Dieser Wandel hat mehrere Facetten. Da ist zum einen die schiere Vermehrung der Stellen für den wissenschaftlichen Nachwuchs. Denn die Drittmittelforschung eröffnet viele Qualifikationswege zur Professur – jenseits des traditionellen Weges über die Assistentenstellen. Doch das Zielgebiet, die Professuren in dem jeweiligen Fach, hat sich nicht ausgeweitet. Vor diesem Ziel sehen wir einen wachsenden Stau an Hochqualifizierten, für die kein alternativer Arbeitsmarkt zur Verfügung steht; jedenfalls nicht für Geisteswissenschaftler. Wie soll dieser Stau aufgelöst werden? Im Internet läuft zur Zeit unter jungen Geisteswissenschaftlern eine lebhafte Debatte über diesen nicht vorausgesehenen Nebeneffekt der erfreulichen Expansion an Qualifikationsmöglichkeiten für Nachwuchswissenschaftler dank der vielen Drittmittelprojekte, die es nun auch in den Geisteswissenschaften gibt. Die Hochschulpolitik, wir alle sollten uns diesem Problem stellen. Die Geschichte bietet dafür keine Lösungsvorschläge, wohl aber Anschauungsmaterial, an dem sich Entwicklungen und Nebenwirkungen studieren lassen.

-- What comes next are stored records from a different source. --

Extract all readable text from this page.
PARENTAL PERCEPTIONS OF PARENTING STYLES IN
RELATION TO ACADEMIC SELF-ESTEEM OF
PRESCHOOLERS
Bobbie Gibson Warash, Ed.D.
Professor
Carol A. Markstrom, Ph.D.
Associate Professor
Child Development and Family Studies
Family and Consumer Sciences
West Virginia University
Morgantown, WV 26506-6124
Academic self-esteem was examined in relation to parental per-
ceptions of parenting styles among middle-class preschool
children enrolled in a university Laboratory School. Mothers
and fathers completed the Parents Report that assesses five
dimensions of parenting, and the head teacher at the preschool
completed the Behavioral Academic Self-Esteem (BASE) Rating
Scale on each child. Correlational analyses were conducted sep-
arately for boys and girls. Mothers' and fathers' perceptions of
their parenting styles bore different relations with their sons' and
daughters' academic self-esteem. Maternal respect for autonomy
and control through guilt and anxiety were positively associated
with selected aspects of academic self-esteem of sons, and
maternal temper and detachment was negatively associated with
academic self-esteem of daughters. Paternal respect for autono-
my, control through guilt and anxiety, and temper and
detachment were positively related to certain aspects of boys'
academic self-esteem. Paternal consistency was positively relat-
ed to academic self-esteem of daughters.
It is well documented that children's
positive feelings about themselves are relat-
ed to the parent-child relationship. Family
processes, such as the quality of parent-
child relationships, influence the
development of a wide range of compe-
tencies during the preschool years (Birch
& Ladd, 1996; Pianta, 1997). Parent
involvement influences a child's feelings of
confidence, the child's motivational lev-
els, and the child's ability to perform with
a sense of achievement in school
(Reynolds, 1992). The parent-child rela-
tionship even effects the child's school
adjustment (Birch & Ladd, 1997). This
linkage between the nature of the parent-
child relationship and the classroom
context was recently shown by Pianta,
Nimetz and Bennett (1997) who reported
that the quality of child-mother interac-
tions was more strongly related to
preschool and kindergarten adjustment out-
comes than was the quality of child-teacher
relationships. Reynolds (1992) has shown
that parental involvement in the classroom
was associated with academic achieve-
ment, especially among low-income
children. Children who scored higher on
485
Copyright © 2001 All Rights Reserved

Der international bewunderte Aufstieg der deutschen Universität, der sie im ausgehenden 19. Jahrhundert auf den Gipfel der Weltgeltung führte, geschah auf der Grundlage einer staatlich-gesellschaftlichen Mischfinanzierung. Der Lehrkörper wurde nämlich in beträchtlichem Maße privat finanziert, über Studiengebühren. Für die enorm expandierende Zahl von Privatdozenten, die als Forscher den wissenschaftlichen Fortschritt durch stetige Spezialisierung vorantrieben und als Lehrer dafür sorgten, dass die anschwellenden Studentenzahlen verkraftet wurden, war das Kolleggeld der Studenten das einzige Honorar. Der Staat zahlte dem Privatdozenten nichts. Und auch für den staatlich besoldeten Professor floss aus den Hörgeldern ein Gutteil des monatlichen Einkommens.

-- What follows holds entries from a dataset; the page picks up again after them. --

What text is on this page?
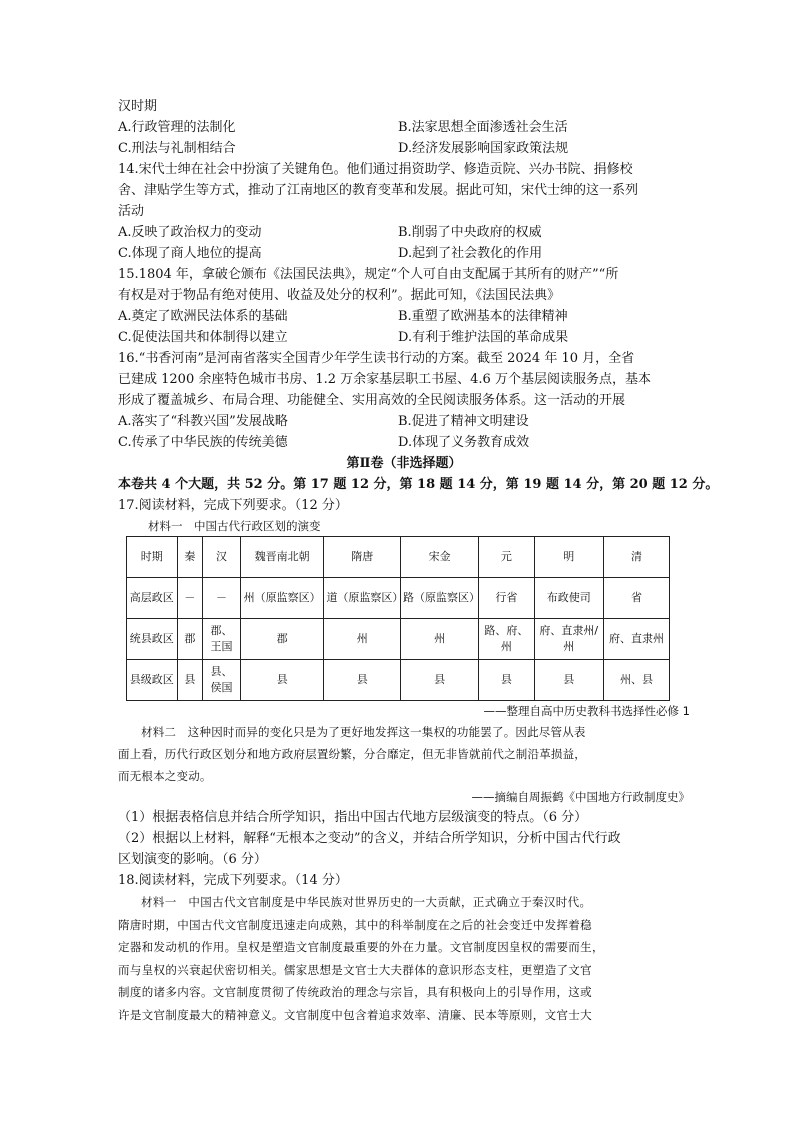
汉时期
A.行政管理的法制化	B.法家思想全面渗透社会生活
C.刑法与礼制相结合	D.经济发展影响国家政策法规
14.宋代士绅在社会中扮演了关键角色。他们通过捐资助学、修造贡院、兴办书院、捐修校
舍、津贴学生等方式，推动了江南地区的教育变革和发展。据此可知，宋代士绅的这一系列
活动
A.反映了政治权力的变动	B.削弱了中央政府的权威
C.体现了商人地位的提高	D.起到了社会教化的作用
15.1804 年，拿破仑颁布《法国民法典》，规定“个人可自由支配属于其所有的财产”“所
有权是对于物品有绝对使用、收益及处分的权利”。据此可知，《法国民法典》
A.奠定了欧洲民法体系的基础	B.重塑了欧洲基本的法律精神
C.促使法国共和体制得以建立	D.有利于维护法国的革命成果
16.“书香河南”是河南省落实全国青少年学生读书行动的方案。截至 2024 年 10 月，全省
已建成 1200 余座特色城市书房、1.2 万余家基层职工书屋、4.6 万个基层阅读服务点，基本
形成了覆盖城乡、布局合理、功能健全、实用高效的全民阅读服务体系。这一活动的开展
A.落实了“科教兴国”发展战略	B.促进了精神文明建设
C.传承了中华民族的传统美德	D.体现了义务教育成效
第Ⅱ卷（非选择题）
本卷共 4 个大题，共 52 分。第 17 题 12 分，第 18 题 14 分，第 19 题 14 分，第 20 题 12 分。
17.阅读材料，完成下列要求。（12 分）
材料一　中国古代行政区划的演变
时期	秦	汉	魏晋南北朝	隋唐	宋金	元	明	清
高层政区	－	－	州（原监察区）	道（原监察区）	路（原监察区）	行省	布政使司	省
统县政区	郡	郡、王国	郡	州	州	路、府、州	府、直隶州/州	府、直隶州
县级政区	县	县、侯国	县	县	县	县	县	州、县
——整理自高中历史教科书选择性必修 1
材料二　这种因时而异的变化只是为了更好地发挥这一集权的功能罢了。因此尽管从表
面上看，历代行政区划分和地方政府层置纷繁，分合靡定，但无非皆就前代之制沿革损益，
而无根本之变动。
——摘编自周振鹤《中国地方行政制度史》
（1）根据表格信息并结合所学知识，指出中国古代地方层级演变的特点。（6 分）
（2）根据以上材料，解释“无根本之变动”的含义，并结合所学知识，分析中国古代行政
区划演变的影响。（6 分）
18.阅读材料，完成下列要求。（14 分）
材料一　中国古代文官制度是中华民族对世界历史的一大贡献，正式确立于秦汉时代。
隋唐时期，中国古代文官制度迅速走向成熟，其中的科举制度在之后的社会变迁中发挥着稳
定器和发动机的作用。皇权是塑造文官制度最重要的外在力量。文官制度因皇权的需要而生，
而与皇权的兴衰起伏密切相关。儒家思想是文官士大夫群体的意识形态支柱，更塑造了文官
制度的诸多内容。文官制度贯彻了传统政治的理念与宗旨，具有积极向上的引导作用，这或
许是文官制度最大的精神意义。文官制度中包含着追求效率、清廉、民本等原则，文官士大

Die staatlichen Kosten für den dynamischen Ausbau der Hochschullandschaft wurden so gesenkt, doch mit einem Preis bezahlt, den schließlich die deutsche Gesellschaft nicht mehr angemessen fand. Zu diesem Preis gehörte das "Fegefeuer des Privatdozententums", wie es der Geschichtsschreiber der Berliner Universität 1910 genannt hatte. Max Weber sprach vom Hasard der Habilitation. Ihn gibt es noch heute, und gerade heute wieder. Die Drittmittelforschung trägt inzwischen dazu erheblich bei.

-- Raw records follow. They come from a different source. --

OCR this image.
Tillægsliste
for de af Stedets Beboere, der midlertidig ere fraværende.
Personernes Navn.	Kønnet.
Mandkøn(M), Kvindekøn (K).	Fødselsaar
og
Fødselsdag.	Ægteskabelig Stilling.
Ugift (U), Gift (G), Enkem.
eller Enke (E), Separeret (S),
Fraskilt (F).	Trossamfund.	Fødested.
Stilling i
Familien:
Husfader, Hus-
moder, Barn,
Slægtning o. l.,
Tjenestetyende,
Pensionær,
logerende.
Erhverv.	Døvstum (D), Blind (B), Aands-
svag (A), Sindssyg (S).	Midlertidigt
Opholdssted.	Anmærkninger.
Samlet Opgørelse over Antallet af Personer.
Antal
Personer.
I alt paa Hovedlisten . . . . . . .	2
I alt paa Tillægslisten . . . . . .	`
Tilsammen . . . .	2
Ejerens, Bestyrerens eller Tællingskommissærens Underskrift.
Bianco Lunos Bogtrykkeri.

Dieser Hasard wird nicht beendet, wenn man die Habilitation abschafft. Ich gehöre nicht zu den Verfechtern dieser Einrichtung, die in ihrer heutigen Gestalt viel jünger ist als ihre Verteidiger wähnen. Als zweite große wis- senschaftliche Arbeit, die der Hasardeur auf dem Wege zur Professur vorzulegen hat, ist sie erst in der Bundesrepublik zum Normalfall geworden. Denn auch die Dissertation wurde erst in der Nachkriegszeit zu dem, was sie heute ist: ein Ergebnis mehrjähriger Forschung. Alt ist nur der Name, nicht der Inhalt. Die Anforderungen sind enorm gestiegen, bei der Doktorarbeit ebenso wie bei der Habilitation, und erst recht bei den vorgelagerten Abschlusswerken, Diplomarbeit, Magisterarbeit, Staatsexamensarbeit – auch sie präsentieren Forschungsleistungen, auch dies ist jüngsten Datums. Inzwischen kann man bei Agenturen diese studentischen Forschungsarbeiten kaufen.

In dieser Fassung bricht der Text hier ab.